Streaming services might be best known for their prestige dramas and mediocre films, but their secret weapon is arguably standup comedy. More standup specials are available to watch on demand than ever before, covering everything from cult comedians to bland, mass-market sets by panel show regulars. All tastes are catered for, but these are the best specials currently available to smart people who like good things.
John Mulaney: The Comeback Kid
Prior to The Comeback Kid, all I knew of John Mulaney was that he once made a sitcom that everyone hated. However, onstage Mulaney is a revelation; he’s smart and precise, selecting each word with surgical care. The final story he tells in The Comeback Kid – about how he met Bill Clinton as a child – is easily the stand-out, but the whole hour is blisteringly confident in its execution. My new favourite.
Marc Maron: Thinky Pain
The Marc Maron who performs standup comedy these days is thankfully quite different to the Marc Maron who embarks of sprawling go-nowhere monologues about nothing on his podcast. This Maron is softer spoken, with all the self-analysis in service of actual jokes, about sport and atheism and Bill Hicks. What Thinky Pain also has over its contemporaries is size. Many standup specials are huge in scale, but this is small and intimate, with the audience inches from Maron’s feet; the best moments come when he’s eyeballing people during his set pieces.
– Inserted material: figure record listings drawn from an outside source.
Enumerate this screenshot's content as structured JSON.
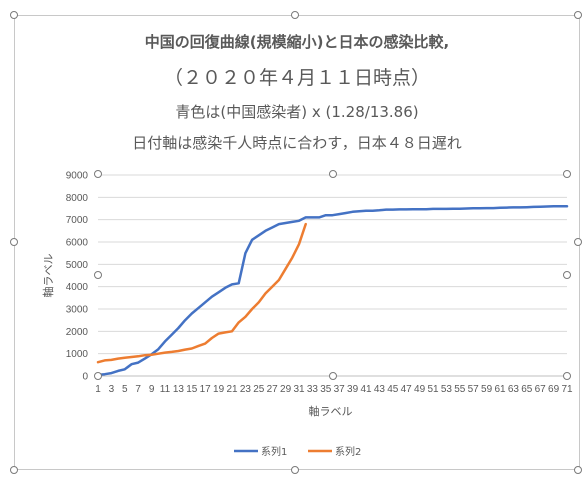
{
  "chart_data": {
    "type": "line",
    "title_lines": [
      "中国の回復曲線(規模縮小)と日本の感染比較,",
      "（２０２０年４月１１日時点）",
      "青色は(中国感染者) x (1.28/13.86)",
      "日付軸は感染千人時点に合わす，日本４８日遅れ"
    ],
    "xlabel": "軸ラベル",
    "ylabel": "軸ラベル",
    "ylim": [
      0,
      9000
    ],
    "yticks": [
      0,
      1000,
      2000,
      3000,
      4000,
      5000,
      6000,
      7000,
      8000,
      9000
    ],
    "x": [
      1,
      71
    ],
    "xtick_labels": [
      "1",
      "3",
      "5",
      "7",
      "9",
      "11",
      "13",
      "15",
      "17",
      "19",
      "21",
      "23",
      "25",
      "27",
      "29",
      "31",
      "33",
      "35",
      "37",
      "39",
      "41",
      "43",
      "45",
      "47",
      "49",
      "51",
      "53",
      "55",
      "57",
      "59",
      "61",
      "63",
      "65",
      "67",
      "69",
      "71"
    ],
    "grid": "horizontal",
    "legend_position": "bottom",
    "series": [
      {
        "name": "系列1",
        "color": "#4472c4",
        "x": [
          1,
          2,
          3,
          4,
          5,
          6,
          7,
          8,
          9,
          10,
          11,
          12,
          13,
          14,
          15,
          16,
          17,
          18,
          19,
          20,
          21,
          22,
          23,
          24,
          25,
          26,
          27,
          28,
          29,
          30,
          31,
          32,
          33,
          34,
          35,
          36,
          37,
          38,
          39,
          40,
          41,
          42,
          43,
          44,
          45,
          46,
          47,
          48,
          49,
          50,
          51,
          52,
          53,
          54,
          55,
          56,
          57,
          58,
          59,
          60,
          61,
          62,
          63,
          64,
          65,
          66,
          67,
          68,
          69,
          70,
          71
        ],
        "values": [
          50,
          80,
          130,
          230,
          300,
          530,
          600,
          780,
          970,
          1200,
          1550,
          1850,
          2150,
          2500,
          2800,
          3050,
          3300,
          3550,
          3750,
          3950,
          4100,
          4150,
          5500,
          6100,
          6300,
          6500,
          6650,
          6800,
          6850,
          6900,
          6950,
          7100,
          7100,
          7100,
          7200,
          7200,
          7250,
          7300,
          7350,
          7380,
          7400,
          7400,
          7420,
          7450,
          7450,
          7460,
          7460,
          7470,
          7470,
          7470,
          7480,
          7480,
          7480,
          7490,
          7490,
          7500,
          7510,
          7510,
          7520,
          7520,
          7530,
          7540,
          7550,
          7550,
          7560,
          7570,
          7580,
          7590,
          7600,
          7600,
          7600
        ]
      },
      {
        "name": "系列2",
        "color": "#ed7d31",
        "x": [
          1,
          2,
          3,
          4,
          5,
          6,
          7,
          8,
          9,
          10,
          11,
          12,
          13,
          14,
          15,
          16,
          17,
          18,
          19,
          20,
          21,
          22,
          23,
          24,
          25,
          26,
          27,
          28,
          29,
          30,
          31,
          32
        ],
        "values": [
          620,
          700,
          720,
          780,
          820,
          850,
          880,
          930,
          950,
          1000,
          1050,
          1080,
          1120,
          1180,
          1230,
          1350,
          1450,
          1700,
          1900,
          1950,
          2000,
          2400,
          2650,
          3000,
          3300,
          3700,
          4000,
          4300,
          4800,
          5300,
          5900,
          6800
        ]
      }
    ]
  }
}
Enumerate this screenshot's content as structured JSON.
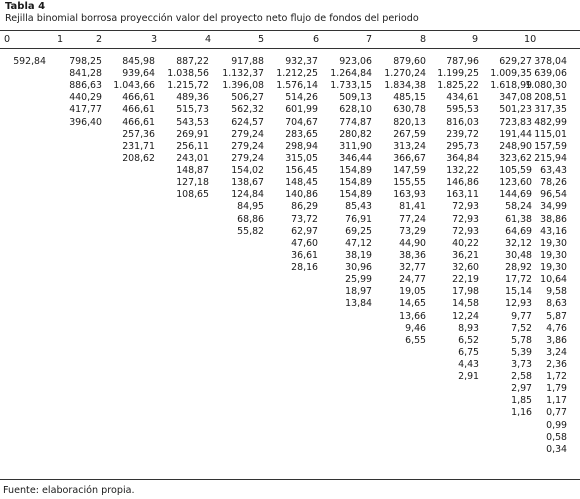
{
  "table": {
    "label": "Tabla 4",
    "caption": "Rejilla binomial borrosa proyección valor del proyecto neto flujo de fondos del periodo",
    "headers": [
      "0",
      "1",
      "2",
      "3",
      "4",
      "5",
      "6",
      "7",
      "8",
      "9",
      "10"
    ],
    "columns": [
      [
        "592,84"
      ],
      [
        "798,25",
        "841,28",
        "886,63",
        "440,29",
        "417,77",
        "396,40"
      ],
      [
        "845,98",
        "939,64",
        "1.043,66",
        "466,61",
        "466,61",
        "466,61",
        "257,36",
        "231,71",
        "208,62"
      ],
      [
        "887,22",
        "1.038,56",
        "1.215,72",
        "489,36",
        "515,73",
        "543,53",
        "269,91",
        "256,11",
        "243,01",
        "148,87",
        "127,18",
        "108,65"
      ],
      [
        "917,88",
        "1.132,37",
        "1.396,08",
        "506,27",
        "562,32",
        "624,57",
        "279,24",
        "279,24",
        "279,24",
        "154,02",
        "138,67",
        "124,84",
        "84,95",
        "68,86",
        "55,82"
      ],
      [
        "932,37",
        "1.212,25",
        "1.576,14",
        "514,26",
        "601,99",
        "704,67",
        "283,65",
        "298,94",
        "315,05",
        "156,45",
        "148,45",
        "140,86",
        "86,29",
        "73,72",
        "62,97",
        "47,60",
        "36,61",
        "28,16"
      ],
      [
        "923,06",
        "1.264,84",
        "1.733,15",
        "509,13",
        "628,10",
        "774,87",
        "280,82",
        "311,90",
        "346,44",
        "154,89",
        "154,89",
        "154,89",
        "85,43",
        "76,91",
        "69,25",
        "47,12",
        "38,19",
        "30,96",
        "25,99",
        "18,97",
        "13,84"
      ],
      [
        "879,60",
        "1.270,24",
        "1.834,38",
        "485,15",
        "630,78",
        "820,13",
        "267,59",
        "313,24",
        "366,67",
        "147,59",
        "155,55",
        "163,93",
        "81,41",
        "77,24",
        "73,29",
        "44,90",
        "38,36",
        "32,77",
        "24,77",
        "19,05",
        "14,65",
        "13,66",
        "9,46",
        "6,55"
      ],
      [
        "787,96",
        "1.199,25",
        "1.825,22",
        "434,61",
        "595,53",
        "816,03",
        "239,72",
        "295,73",
        "364,84",
        "132,22",
        "146,86",
        "163,11",
        "72,93",
        "72,93",
        "72,93",
        "40,22",
        "36,21",
        "32,60",
        "22,19",
        "17,98",
        "14,58",
        "12,24",
        "8,93",
        "6,52",
        "6,75",
        "4,43",
        "2,91"
      ],
      [
        "629,27",
        "1.009,35",
        "1.618,99",
        "347,08",
        "501,23",
        "723,83",
        "191,44",
        "248,90",
        "323,62",
        "105,59",
        "123,60",
        "144,69",
        "58,24",
        "61,38",
        "64,69",
        "32,12",
        "30,48",
        "28,92",
        "17,72",
        "15,14",
        "12,93",
        "9,77",
        "7,52",
        "5,78",
        "5,39",
        "3,73",
        "2,58",
        "2,97",
        "1,85",
        "1,16"
      ],
      [
        "378,04",
        "639,06",
        "1.080,30",
        "208,51",
        "317,35",
        "482,99",
        "115,01",
        "157,59",
        "215,94",
        "63,43",
        "78,26",
        "96,54",
        "34,99",
        "38,86",
        "43,16",
        "19,30",
        "19,30",
        "19,30",
        "10,64",
        "9,58",
        "8,63",
        "5,87",
        "4,76",
        "3,86",
        "3,24",
        "2,36",
        "1,72",
        "1,79",
        "1,17",
        "0,77",
        "0,99",
        "0,58",
        "0,34"
      ]
    ],
    "source": "Fuente: elaboración propia."
  }
}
Chelsea Peretti: One of the Greats
For the most part, standup specials attempt to replicate the sensation of watching standup comedy live. There are exceptions – Kevin Hart’s specials tend to replicate the sensation of watching standup comedy live directly after being subjected to a prolonged lecture about how great Kevin Hart is – but that generally seems to be the rule. One of the Greats gently subverts this tradition by seeding in unrelated footage. Early on, for example, Peretti looks offstage and sees herself dressed as a clown in the wings. She’s later heckled by a childhood photo of herself. Done badly, this onslaught of peripheral nonsense could overwhelm Peretti’s act. Here, though, it simply enhances it.
Ali Wong: Baby Cobra
Wong was seven months pregnant when she recorded this special, and although her opening remarks – “We are gonna have to get this shit over with, because I have to pee in like 10 minutes” – might lead you to believe that the entire special will specifically be about her condition, in truth it’s barely mentioned at all. The meat of her act is bold and provocative – covering sex and race and marriage – and, considering just how pregnant she is, it also singles her out as an especially gifted physical comedian.
Demetri Martin: Live at the Time
You will learn nothing about Demetri Martin in this hour. There are no personal stories to be told, no modulation of delivery, no anything that even approaches confessional material. What there is, however, is wordplay. This is a show of abstract one-liner after abstract one-liner, ranging from good to brilliant. It’s so scattershot that it doesn’t fit the model of a traditional standup set at all but, once you fall into step with Martin’s detached persona, it quickly becomes hypnotic.